Lesse, right off the bat, you'll notice this strip contains lots of tension between the old 19th century industrialist with bad teeth and a monocle named Hiram Thorpe who hates the environment and his workers, yet is inexplicably the owner of a factory in the present day (probably because he bleeds oil). Throw in the disgruntled poster boy of the working-class hero, named "Grimey," who seems to clash all the time with his foil in the small, androgynous, happy-go-lucky worker named "Sooty". What do you get? FUN! IN ALL CAPS! WITH SEVERAL EXCLAMATION POINTS!!!!!!
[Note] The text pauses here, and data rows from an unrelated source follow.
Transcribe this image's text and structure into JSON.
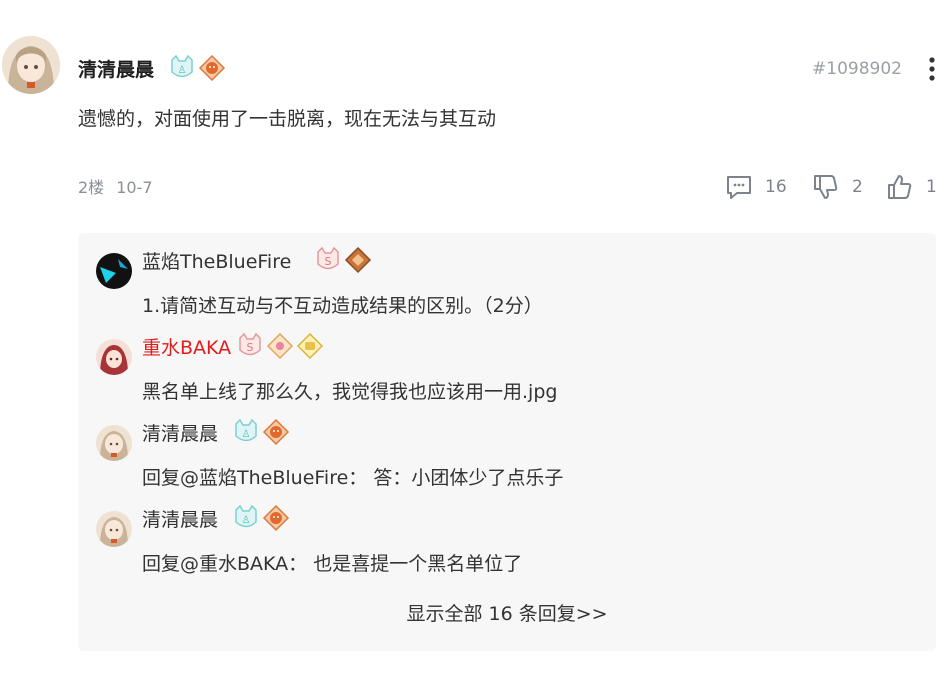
{
  "post": {
    "username": "清清晨晨",
    "post_id": "#1098902",
    "content": "遗憾的，对面使用了一击脱离，现在无法与其互动",
    "floor": "2楼",
    "date": "10-7",
    "reply_count": "16",
    "dislike_count": "2",
    "like_count": "1",
    "badges": [
      "cat-shield-badge",
      "fox-badge"
    ]
  },
  "replies": [
    {
      "username": "蓝焰TheBlueFire",
      "text": "1.请简述互动与不互动造成结果的区别。（2分）",
      "badges": [
        "s-cat-badge",
        "diamond-badge"
      ]
    },
    {
      "username": "重水BAKA",
      "text": "黑名单上线了那么久，我觉得我也应该用一用.jpg",
      "badges": [
        "s-cat-badge",
        "star-badge",
        "cup-badge"
      ]
    },
    {
      "username": "清清晨晨",
      "text": "回复@蓝焰TheBlueFire： 答：小团体少了点乐子",
      "badges": [
        "cat-shield-badge",
        "fox-badge"
      ]
    },
    {
      "username": "清清晨晨",
      "text": "回复@重水BAKA： 也是喜提一个黑名单位了",
      "badges": [
        "cat-shield-badge",
        "fox-badge"
      ]
    }
  ],
  "show_all_label": "显示全部 16 条回复>>",
  "colors": {
    "accent_red": "#e21b1b",
    "muted": "#8a8f98",
    "reply_bg": "#f7f7f8"
  }
}
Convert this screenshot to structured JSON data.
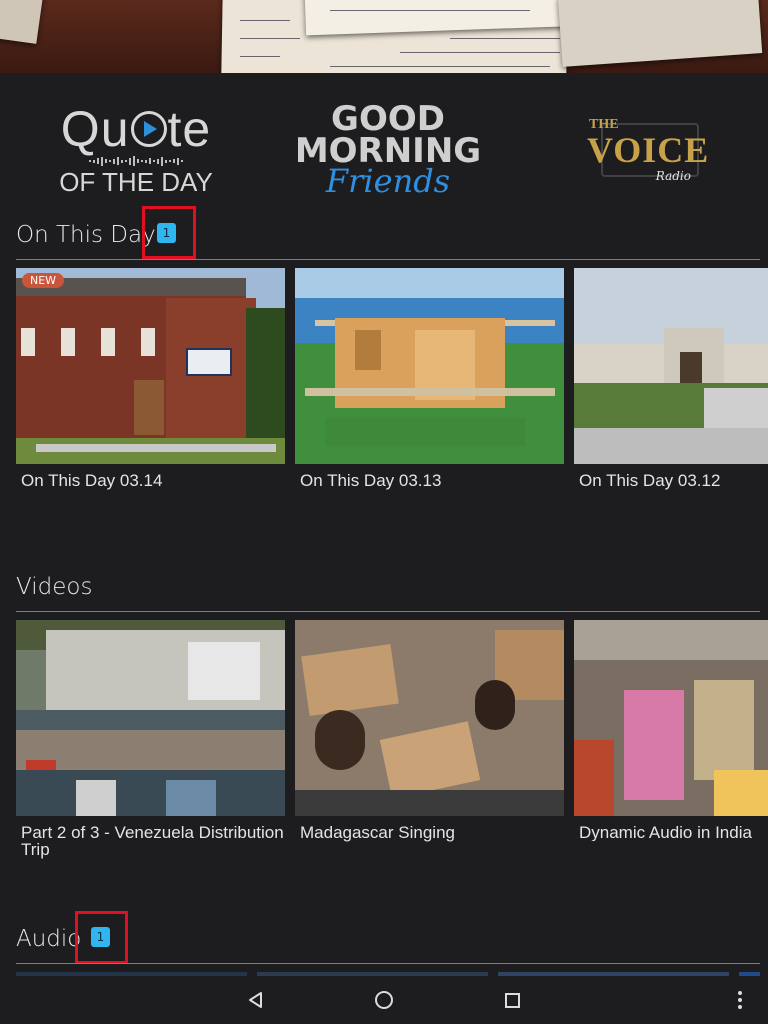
{
  "logos": {
    "quote": {
      "line1_pre": "Qu",
      "line1_post": "te",
      "line2": "OF THE DAY"
    },
    "gmf": {
      "line1": "GOOD",
      "line2": "MORNING",
      "line3": "Friends"
    },
    "voice": {
      "the": "THE",
      "main": "VOICE",
      "radio": "Radio"
    }
  },
  "sections": {
    "on_this_day": {
      "title": "On This Day",
      "badge": "1",
      "cards": [
        {
          "label": "On This Day 03.14",
          "new": "NEW"
        },
        {
          "label": "On This Day 03.13"
        },
        {
          "label": "On This Day 03.12"
        }
      ]
    },
    "videos": {
      "title": "Videos",
      "cards": [
        {
          "label": "Part 2 of 3 - Venezuela Distribution Trip"
        },
        {
          "label": "Madagascar Singing"
        },
        {
          "label": "Dynamic Audio in India"
        }
      ]
    },
    "audio": {
      "title": "Audio",
      "badge": "1"
    }
  },
  "colors": {
    "background": "#1d1d1f",
    "accent_rule": "#3a8fd3",
    "badge": "#2fb6f0",
    "highlight_box": "#e10f1f",
    "new_badge": "#c9553a"
  },
  "icons": {
    "nav_back": "back-triangle-icon",
    "nav_home": "home-circle-icon",
    "nav_recent": "recent-square-icon",
    "nav_more": "more-vert-icon"
  }
}
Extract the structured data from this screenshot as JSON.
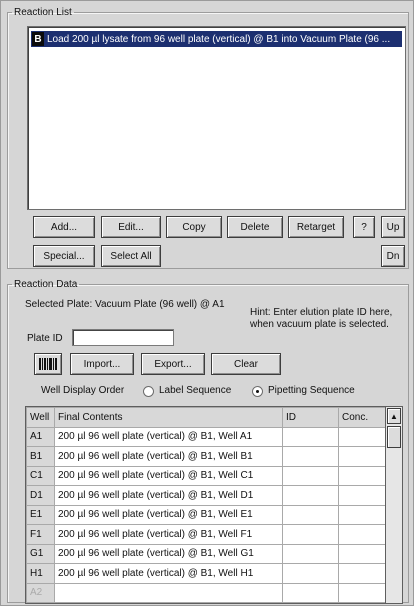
{
  "reaction_list": {
    "label": "Reaction List",
    "items": [
      {
        "icon": "B",
        "text": "Load 200 µl lysate from 96 well plate (vertical) @ B1 into Vacuum Plate (96 ..."
      }
    ],
    "buttons": {
      "add": "Add...",
      "edit": "Edit...",
      "copy": "Copy",
      "delete": "Delete",
      "retarget": "Retarget",
      "help": "?",
      "up": "Up",
      "special": "Special...",
      "select_all": "Select All",
      "down": "Dn"
    }
  },
  "reaction_data": {
    "label": "Reaction Data",
    "selected_plate": "Selected Plate: Vacuum Plate (96 well) @ A1",
    "hint": "Hint: Enter elution plate ID here, when vacuum plate is selected.",
    "plate_id_label": "Plate ID",
    "plate_id_value": "",
    "buttons": {
      "import": "Import...",
      "export": "Export...",
      "clear": "Clear"
    },
    "well_display_order": {
      "label": "Well Display Order",
      "options": [
        "Label Sequence",
        "Pipetting Sequence"
      ],
      "selected": "Pipetting Sequence"
    },
    "table": {
      "columns": [
        "Well",
        "Final Contents",
        "ID",
        "Conc."
      ],
      "rows": [
        {
          "well": "A1",
          "contents": "200 µl 96 well plate (vertical) @ B1, Well A1",
          "id": "",
          "conc": ""
        },
        {
          "well": "B1",
          "contents": "200 µl 96 well plate (vertical) @ B1, Well B1",
          "id": "",
          "conc": ""
        },
        {
          "well": "C1",
          "contents": "200 µl 96 well plate (vertical) @ B1, Well C1",
          "id": "",
          "conc": ""
        },
        {
          "well": "D1",
          "contents": "200 µl 96 well plate (vertical) @ B1, Well D1",
          "id": "",
          "conc": ""
        },
        {
          "well": "E1",
          "contents": "200 µl 96 well plate (vertical) @ B1, Well E1",
          "id": "",
          "conc": ""
        },
        {
          "well": "F1",
          "contents": "200 µl 96 well plate (vertical) @ B1, Well F1",
          "id": "",
          "conc": ""
        },
        {
          "well": "G1",
          "contents": "200 µl 96 well plate (vertical) @ B1, Well G1",
          "id": "",
          "conc": ""
        },
        {
          "well": "H1",
          "contents": "200 µl 96 well plate (vertical) @ B1, Well H1",
          "id": "",
          "conc": ""
        },
        {
          "well": "A2",
          "contents": "",
          "id": "",
          "conc": ""
        }
      ]
    }
  },
  "icons": {
    "barcode": "barcode-icon",
    "scroll_up": "scroll-up-arrow-icon",
    "radio_label_sequence": "radio-icon",
    "radio_pipetting_sequence": "radio-selected-icon"
  }
}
Also, there's some dude named Professor Scourge (who knows the secret of how Thorpe appears in the present, but won't say why), and Karl Marx shows up early in the comic. Oh, and don't forget Uncle Sam, Pope Panzerfaust I, and other people who don't really matter.

So, what's to like about this comic? One-shot jokes and schizophrenic humor. Witness how, in one strip, Uncle Sam fucks up Thorpe's office before verbally berating him. Directly following that strip is a mini-arc where the Pope and his "Priest Patrol" try to forcibly extract some charity from him (no, not like that! What the Hell is wrong with you people?).

The art also seems to match this style of humor perfectly. Sometimes, you'll see Thorpe's mouth stretch to ginormous proportions when he's berating his workers. Other times, you'll see him turn all chibi-like when he's happy. Also, just look at the last four panels in this strip. Thorpe's face takes on an almost Looney Tunes-esque transformation.

Long story short, if you want to find a stupid humor comic that doesn't simply retread gaming jokes and pop-culture references, but allows you to laugh at your asshole boss who won't give you that raise for your minimum wage job, despite working to the bone for him (me? Bitter? Nah.), then you'll love this comic.

And as the bartender came to pick up the tab, the Doctor had disappeared, leaving only that brief review on the barstool as proof that he was ever there.

"Dr. Haus," The bartender growled, grabbing a pre-made broken bottle, "You think this shitty review will sate my thirst for money? Guess what, when I punch out, your ass is mine!"

To be continued?


  • You have a terrible gimmick.

    Bonus points for having the actual review in smaller text than your terrible extraneous bullshit.